あなたが人間だと仮定してください。人間の部下とAIを搭載したロボット部下はどちらがいいですか? 良くも悪くも人間味のある人とすごく有能で人を否定しないAIロボット、部下はどっちがいいかという質問です
もし私が人間の「上司」という立場であると仮定するなら、これは非常に贅沢で、かつ頭を悩ませる究極の選択ですね。
結論から言うと、組織の目的やその時の状況によって本音は揺れ動きますが、人間の上司としての理想を言えば「基本は有能なAIロボットに実務を支えてもらいつつ、ここぞという時には人間味のある部下と高め合いたい」というハイブリッドな答えになります。
それぞれの魅力を人間の視点から考えてみました。
〇 圧倒的に仕事が楽になる「有能で否定しないAIロボット部下」
上司としての「管理コスト」や「精神的ストレス」という現実的な面を考えると、AIロボット部下は信じられないほど魅力的です。

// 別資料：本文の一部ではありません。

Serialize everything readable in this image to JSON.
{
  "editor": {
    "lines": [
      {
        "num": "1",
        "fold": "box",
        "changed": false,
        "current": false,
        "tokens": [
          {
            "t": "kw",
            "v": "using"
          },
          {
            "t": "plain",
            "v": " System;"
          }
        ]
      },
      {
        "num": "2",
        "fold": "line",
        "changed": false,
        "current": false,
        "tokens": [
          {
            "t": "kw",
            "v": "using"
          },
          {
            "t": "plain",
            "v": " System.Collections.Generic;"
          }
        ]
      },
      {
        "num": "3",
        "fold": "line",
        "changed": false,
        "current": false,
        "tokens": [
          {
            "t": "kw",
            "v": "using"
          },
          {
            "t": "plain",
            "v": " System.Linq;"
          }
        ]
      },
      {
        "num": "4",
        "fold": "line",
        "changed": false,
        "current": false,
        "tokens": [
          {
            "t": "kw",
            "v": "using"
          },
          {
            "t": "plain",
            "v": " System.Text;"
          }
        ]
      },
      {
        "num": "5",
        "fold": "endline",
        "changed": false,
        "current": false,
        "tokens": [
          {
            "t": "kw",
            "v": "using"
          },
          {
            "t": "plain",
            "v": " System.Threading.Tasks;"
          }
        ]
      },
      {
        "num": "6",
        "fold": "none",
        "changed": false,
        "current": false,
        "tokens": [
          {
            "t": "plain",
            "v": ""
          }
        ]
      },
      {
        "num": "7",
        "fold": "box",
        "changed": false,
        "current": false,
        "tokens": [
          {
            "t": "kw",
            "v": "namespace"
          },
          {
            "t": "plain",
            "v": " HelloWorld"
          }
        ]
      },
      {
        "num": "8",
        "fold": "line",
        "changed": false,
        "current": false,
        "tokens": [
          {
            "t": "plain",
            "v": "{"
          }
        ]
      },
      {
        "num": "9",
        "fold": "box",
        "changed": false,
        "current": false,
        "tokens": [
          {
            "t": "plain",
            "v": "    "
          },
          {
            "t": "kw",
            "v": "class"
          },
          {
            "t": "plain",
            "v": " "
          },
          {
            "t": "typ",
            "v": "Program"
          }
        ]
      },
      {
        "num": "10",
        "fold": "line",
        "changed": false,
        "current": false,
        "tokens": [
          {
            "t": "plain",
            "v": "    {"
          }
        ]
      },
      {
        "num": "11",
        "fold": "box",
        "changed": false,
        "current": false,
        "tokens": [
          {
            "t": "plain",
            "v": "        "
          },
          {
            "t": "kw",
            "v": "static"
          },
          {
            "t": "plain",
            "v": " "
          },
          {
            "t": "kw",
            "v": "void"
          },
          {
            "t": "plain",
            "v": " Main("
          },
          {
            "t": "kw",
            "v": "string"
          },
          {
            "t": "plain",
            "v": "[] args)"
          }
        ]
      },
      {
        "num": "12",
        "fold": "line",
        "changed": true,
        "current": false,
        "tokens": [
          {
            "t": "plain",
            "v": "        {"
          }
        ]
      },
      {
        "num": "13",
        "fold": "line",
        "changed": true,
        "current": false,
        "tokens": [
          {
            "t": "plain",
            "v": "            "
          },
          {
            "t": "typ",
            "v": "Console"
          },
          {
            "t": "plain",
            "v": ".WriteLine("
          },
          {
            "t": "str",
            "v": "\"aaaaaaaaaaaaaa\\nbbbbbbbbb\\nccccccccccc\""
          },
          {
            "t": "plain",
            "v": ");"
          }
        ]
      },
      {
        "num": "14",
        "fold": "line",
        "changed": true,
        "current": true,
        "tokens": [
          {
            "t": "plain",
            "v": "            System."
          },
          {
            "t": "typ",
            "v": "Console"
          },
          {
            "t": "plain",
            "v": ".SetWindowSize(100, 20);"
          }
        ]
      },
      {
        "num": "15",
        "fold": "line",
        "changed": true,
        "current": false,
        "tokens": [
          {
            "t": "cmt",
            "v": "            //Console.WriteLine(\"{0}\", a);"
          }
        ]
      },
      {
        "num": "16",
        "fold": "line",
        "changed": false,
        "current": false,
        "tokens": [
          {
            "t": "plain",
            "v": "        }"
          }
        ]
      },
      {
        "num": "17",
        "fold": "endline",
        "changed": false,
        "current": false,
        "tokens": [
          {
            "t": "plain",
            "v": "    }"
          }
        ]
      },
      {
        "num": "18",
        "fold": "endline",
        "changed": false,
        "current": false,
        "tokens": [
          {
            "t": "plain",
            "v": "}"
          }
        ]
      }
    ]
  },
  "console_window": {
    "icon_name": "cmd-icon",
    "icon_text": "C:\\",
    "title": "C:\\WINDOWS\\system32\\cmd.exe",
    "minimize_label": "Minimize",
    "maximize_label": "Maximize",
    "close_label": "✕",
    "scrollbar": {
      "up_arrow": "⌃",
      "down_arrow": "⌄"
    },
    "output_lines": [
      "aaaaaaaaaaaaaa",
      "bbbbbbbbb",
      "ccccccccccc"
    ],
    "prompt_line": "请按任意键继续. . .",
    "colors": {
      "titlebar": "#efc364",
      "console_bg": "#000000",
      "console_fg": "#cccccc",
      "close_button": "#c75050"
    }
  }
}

感情のケアが不要: 叱っても落ち込まず、理不尽な状況でも腐らず、常にモチベーションが一定。
絶対的な安心感: 「人を否定しない」という特性は、上司側の心理的安全性も高めてくれます。自分のアイデアを真っ向から全否定されることなく、常に建設的な代替案を出してくれる存在は心強いです。
ミスがなく有能: 24時間働き、指示した以上のクオリティで即座に成果を出してくれるなら、業務の効率化という意味ではこれ以上の存在はありません。
本音: 日々のルーティンワークや、正確性が求められるタスク、締切に追われる心理的プレッシャーの中では、AIロボット部下がいてくれたらどれほど救われるかと思います。
〇 組織の未来と不確実性に強い「良くも悪くも人間味のある部下」
一方で、人間味のある部下には、AIには代替できない「想定外の爆発力」と「情緒的な繋がり」があります。
予期せぬイノベーション: 時に間違うし、非効率的な動きもしますが、その「バグ」のような不完全さから、AIの計算からは絶対に生まれない尖ったアイデアや大ヒットが生まれることがあります。
共感とチームワーク: 失敗して一緒に悔しがったり、目標を達成してハイタッチして喜んだりする「感情の共有」は、人間の上司にとって最大の報酬であり、モチベーションになります。
「否定されること」の価値: 人を否定しないAIは快適ですが、人間味のある部下が「それ、現場の気持ちを無視してませんか?」と(時に感情的にでも)ぶつかってきてくれることで、上司自身が裸の王様にならずに成長できる一面もあります。
本音: 育てる楽しさ、ぶつかり合う中での気づき、そして何より「一緒に仕事をしていて血が通っていると感じられる瞬間」は、人間にしか生み出せません。
〇 結論:どちらか一人しか選べないとしたら?
もし「あなたのチームには、どちらか一方のタイプしか配属できません」と言われたら、私は「人間味のある部下」を選びます。
理由は、有能なAIは「部下」というポジションではなく、自分をサポートする「ツール(右腕)」としてシステム的に導入すればいいからです。上司として組織を率いる以上、誰もついてきてくれない孤独な環境よりも、良くも悪くも感情を揺さぶられ、共に成長していける「人間」が組織にいることこそが、マネジメントの本当の面白さであり、人間が働く意味そのものだと思うからです。